Des insectes à la farine animale pour nos gallinacés.
L'alternative aux farines animales
Contrairement
au marché de l'alimentation humaine, celui de la production
industrielle animale est mûr pour y intégrer des produits à base
d'insectes. « Avec ce type de production, nous sommes sur une boucle
durable, car nous fonctionnons en circuit court en nous fournissant au
plus proche de nous », précise Bastien Oggeri. Le startuppeur loue la
capacité des insectes à pouvoir extraire les protéines de tout type de
biomasse, comme les déchets, permettant ainsi de les réintroduire dans
la chaîne alimentaire. Il a donc choisi le Hermetia Illucens, une sorte
de mouche déjà connue pour sa capacité à aider au recyclage des
détritus. Cette technique s'impose également comme une alternative
crédible aux farines de poissons principalement pêchés en Amérique du
Sud et qui nourrissent habituellement les poissons élevés en
aquaculture, dont l'exploitation menace les réserves de poissons
sauvages.
1.000 tonnes par an de capacité de production
Pour
assurer son développement, InnovaFeed doit désormais aller vite et
faire face à une concurrence grandissante, notamment en Asie. « En
Europe, nous sommes quelques producteurs à être montés au créneau pour
sensibiliser les décideurs sur ce mode de production et même si nous
sommes concurrents, nous avons conscience des enjeux et avançons
ensemble », assure Bastien Oggeri. 80 % des protéines consommées sur le
continent sont importées et il devient stratégique pour l'UE de rétablir
rapidement un équilibre et de réglementer ce marché.
L'usine
actuelle de la biotech française produit 300 tonnes par an et son
extension devrait permettre d'atteindre les 1.000 tonnes d'ici au début
de l'été prochain. De quoi envisager de pouvoir répondre à la demande
intérieure donc, mais aussi à celle en provenance des autres continents.

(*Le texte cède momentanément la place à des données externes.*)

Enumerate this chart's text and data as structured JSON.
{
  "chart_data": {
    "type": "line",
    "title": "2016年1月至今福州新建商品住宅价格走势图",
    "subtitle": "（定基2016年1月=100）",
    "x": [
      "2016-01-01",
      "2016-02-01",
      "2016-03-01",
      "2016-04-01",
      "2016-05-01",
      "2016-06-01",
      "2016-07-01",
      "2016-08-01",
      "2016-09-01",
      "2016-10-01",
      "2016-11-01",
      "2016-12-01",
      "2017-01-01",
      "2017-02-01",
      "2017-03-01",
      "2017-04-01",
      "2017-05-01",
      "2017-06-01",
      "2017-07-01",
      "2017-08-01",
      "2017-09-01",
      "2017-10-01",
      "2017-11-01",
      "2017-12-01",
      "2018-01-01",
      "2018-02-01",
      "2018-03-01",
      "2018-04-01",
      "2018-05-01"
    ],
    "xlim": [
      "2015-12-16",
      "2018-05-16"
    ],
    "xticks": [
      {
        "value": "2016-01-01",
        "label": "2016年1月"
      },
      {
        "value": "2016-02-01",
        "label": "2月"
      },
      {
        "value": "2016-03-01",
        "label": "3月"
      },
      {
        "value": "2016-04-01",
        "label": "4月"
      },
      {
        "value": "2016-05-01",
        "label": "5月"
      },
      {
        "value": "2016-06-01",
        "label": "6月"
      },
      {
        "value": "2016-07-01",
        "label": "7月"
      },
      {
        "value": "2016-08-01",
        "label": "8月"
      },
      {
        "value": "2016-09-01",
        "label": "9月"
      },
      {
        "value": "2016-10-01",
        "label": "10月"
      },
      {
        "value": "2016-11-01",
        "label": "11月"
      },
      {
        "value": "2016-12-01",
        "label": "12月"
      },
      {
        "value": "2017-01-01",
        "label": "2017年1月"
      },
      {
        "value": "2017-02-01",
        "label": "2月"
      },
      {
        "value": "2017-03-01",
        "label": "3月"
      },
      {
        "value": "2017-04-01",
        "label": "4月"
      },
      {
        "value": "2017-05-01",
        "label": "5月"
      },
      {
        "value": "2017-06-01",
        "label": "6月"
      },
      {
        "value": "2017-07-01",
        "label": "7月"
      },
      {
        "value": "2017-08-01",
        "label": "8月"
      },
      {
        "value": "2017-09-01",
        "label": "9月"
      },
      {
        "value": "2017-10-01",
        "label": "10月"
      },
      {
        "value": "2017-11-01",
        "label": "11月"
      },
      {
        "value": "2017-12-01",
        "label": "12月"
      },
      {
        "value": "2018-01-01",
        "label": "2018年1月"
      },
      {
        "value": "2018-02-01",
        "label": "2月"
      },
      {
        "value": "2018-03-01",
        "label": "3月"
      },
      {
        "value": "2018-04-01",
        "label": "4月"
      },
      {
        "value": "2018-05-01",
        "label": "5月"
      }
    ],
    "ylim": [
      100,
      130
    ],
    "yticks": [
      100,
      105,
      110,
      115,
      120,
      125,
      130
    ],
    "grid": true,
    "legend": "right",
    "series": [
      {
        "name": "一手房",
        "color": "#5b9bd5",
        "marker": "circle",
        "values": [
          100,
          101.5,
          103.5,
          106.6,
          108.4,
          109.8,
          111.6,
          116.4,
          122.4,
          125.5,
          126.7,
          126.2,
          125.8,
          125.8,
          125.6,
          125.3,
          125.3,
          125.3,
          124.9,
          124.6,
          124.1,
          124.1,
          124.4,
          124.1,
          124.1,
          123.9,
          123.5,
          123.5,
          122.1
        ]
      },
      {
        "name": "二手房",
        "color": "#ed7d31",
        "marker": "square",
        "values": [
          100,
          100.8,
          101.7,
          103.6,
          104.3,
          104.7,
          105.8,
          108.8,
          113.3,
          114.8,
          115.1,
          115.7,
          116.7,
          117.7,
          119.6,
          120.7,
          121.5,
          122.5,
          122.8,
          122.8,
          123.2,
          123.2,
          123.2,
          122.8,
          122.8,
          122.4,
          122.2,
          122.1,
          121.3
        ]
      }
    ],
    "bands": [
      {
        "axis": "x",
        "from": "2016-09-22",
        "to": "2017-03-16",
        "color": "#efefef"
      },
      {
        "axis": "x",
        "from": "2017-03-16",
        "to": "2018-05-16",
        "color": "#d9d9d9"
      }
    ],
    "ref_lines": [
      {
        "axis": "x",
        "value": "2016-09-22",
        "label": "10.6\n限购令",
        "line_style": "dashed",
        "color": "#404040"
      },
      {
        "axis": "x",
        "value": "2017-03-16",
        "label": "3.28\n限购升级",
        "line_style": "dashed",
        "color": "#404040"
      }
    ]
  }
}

Le Maroc et le Nigéria se sont déjà positionnés comme des acteurs
importants de l'aquaculture et augmentent rapidement leurs capacités de
production, entraînant une demande très forte d'aliments pour nourrir
les poissons. Une autre perspective qui devrait sans doute convaincre
toute la filière de s'armer encore plus rapidement pour répondre à cette
demande exponentielle.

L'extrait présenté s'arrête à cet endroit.